Immunohistochemistry has been successfully performed on formalin-fixed, paraffin-embedded human cancer tissues, including breast carcinoma and hepatocarcinoma, demonstrating the feasibility of this technique with proper optimization .

How do different detection methods for Phospho-CDC6 (S54) compare in sensitivity and specificity?

Various methods for detecting Phospho-CDC6 (S54) offer different advantages and limitations:

For western blotting applications, researchers have successfully detected Phospho-CDC6 (S54) in Jurkat cell lysates using 1:1,000 dilution . Immunocytochemistry has shown effective staining in HeLa cells with distinct nuclear localization patterns . Cell-based ELISA systems offer high-throughput capabilities for screening multiple conditions simultaneously .

The choice of method should be determined by the specific research question, with western blotting providing good specificity for validation, while imaging techniques offer spatial information about subcellular localization.

What are the latest advanced techniques for studying Phospho-CDC6 (S54) dynamics in living cells?
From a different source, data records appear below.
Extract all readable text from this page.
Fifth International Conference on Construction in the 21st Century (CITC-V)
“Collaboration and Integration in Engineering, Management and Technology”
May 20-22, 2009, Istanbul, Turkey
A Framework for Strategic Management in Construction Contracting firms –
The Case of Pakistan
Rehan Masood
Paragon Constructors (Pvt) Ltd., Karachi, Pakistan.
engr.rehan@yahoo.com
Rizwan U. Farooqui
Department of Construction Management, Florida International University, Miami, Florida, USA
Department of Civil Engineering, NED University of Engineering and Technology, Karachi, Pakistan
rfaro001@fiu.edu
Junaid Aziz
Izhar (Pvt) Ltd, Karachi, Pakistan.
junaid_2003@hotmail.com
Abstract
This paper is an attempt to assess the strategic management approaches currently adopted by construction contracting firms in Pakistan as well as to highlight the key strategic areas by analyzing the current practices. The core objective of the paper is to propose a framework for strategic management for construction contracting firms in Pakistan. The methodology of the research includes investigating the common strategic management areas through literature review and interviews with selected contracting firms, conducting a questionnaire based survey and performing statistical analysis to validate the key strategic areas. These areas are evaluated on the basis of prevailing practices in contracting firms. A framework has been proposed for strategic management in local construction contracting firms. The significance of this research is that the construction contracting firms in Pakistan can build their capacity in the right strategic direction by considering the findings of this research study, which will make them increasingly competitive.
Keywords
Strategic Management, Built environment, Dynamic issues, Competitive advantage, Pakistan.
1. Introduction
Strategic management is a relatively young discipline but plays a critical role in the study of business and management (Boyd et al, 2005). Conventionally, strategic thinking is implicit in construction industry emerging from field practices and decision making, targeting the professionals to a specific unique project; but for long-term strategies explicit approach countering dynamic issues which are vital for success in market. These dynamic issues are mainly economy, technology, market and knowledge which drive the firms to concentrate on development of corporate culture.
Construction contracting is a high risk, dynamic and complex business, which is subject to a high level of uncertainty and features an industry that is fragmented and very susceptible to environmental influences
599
Cutting-edge approaches for studying Phospho-CDC6 (S54) dynamics in living systems include:

• FRET-based biosensors:

  • Design: CDC6 protein flanked by fluorophore pair

  • Phosphorylation induces conformational change detectable by FRET

  • Enables real-time visualization of phosphorylation status

  • Can be targeted to specific subcellular compartments

• Optogenetic approaches:

  • Light-inducible CDK2 activation systems

  • Temporal and spatial control of CDC6 phosphorylation

  • Combine with live-cell imaging of fluorescently-tagged CDC6

  • Measure phosphorylation dynamics with phospho-specific antibodies post-fixation

• Advanced microscopy:

  • Super-resolution techniques (STORM, PALM) for nanoscale localization

  • Lattice light-sheet microscopy for 3D visualization with reduced phototoxicity

  • Single-molecule tracking to follow individual CDC6 molecules

  • Correlative light-electron microscopy to combine functional and structural data

• Engineered cellular models:

  • CRISPR knock-in of fluorescent tags at endogenous CDC6 locus

  • Auxin-inducible degron systems for rapid CDC6 depletion

  • Phospho-mimetic and phospho-deficient mutations at Ser54

  • Inducible expression systems for temporal control

These advanced techniques allow researchers to move beyond static snapshots of CDC6 phosphorylation to understand the dynamic regulation of this protein throughout the cell cycle and its response to various cellular stresses.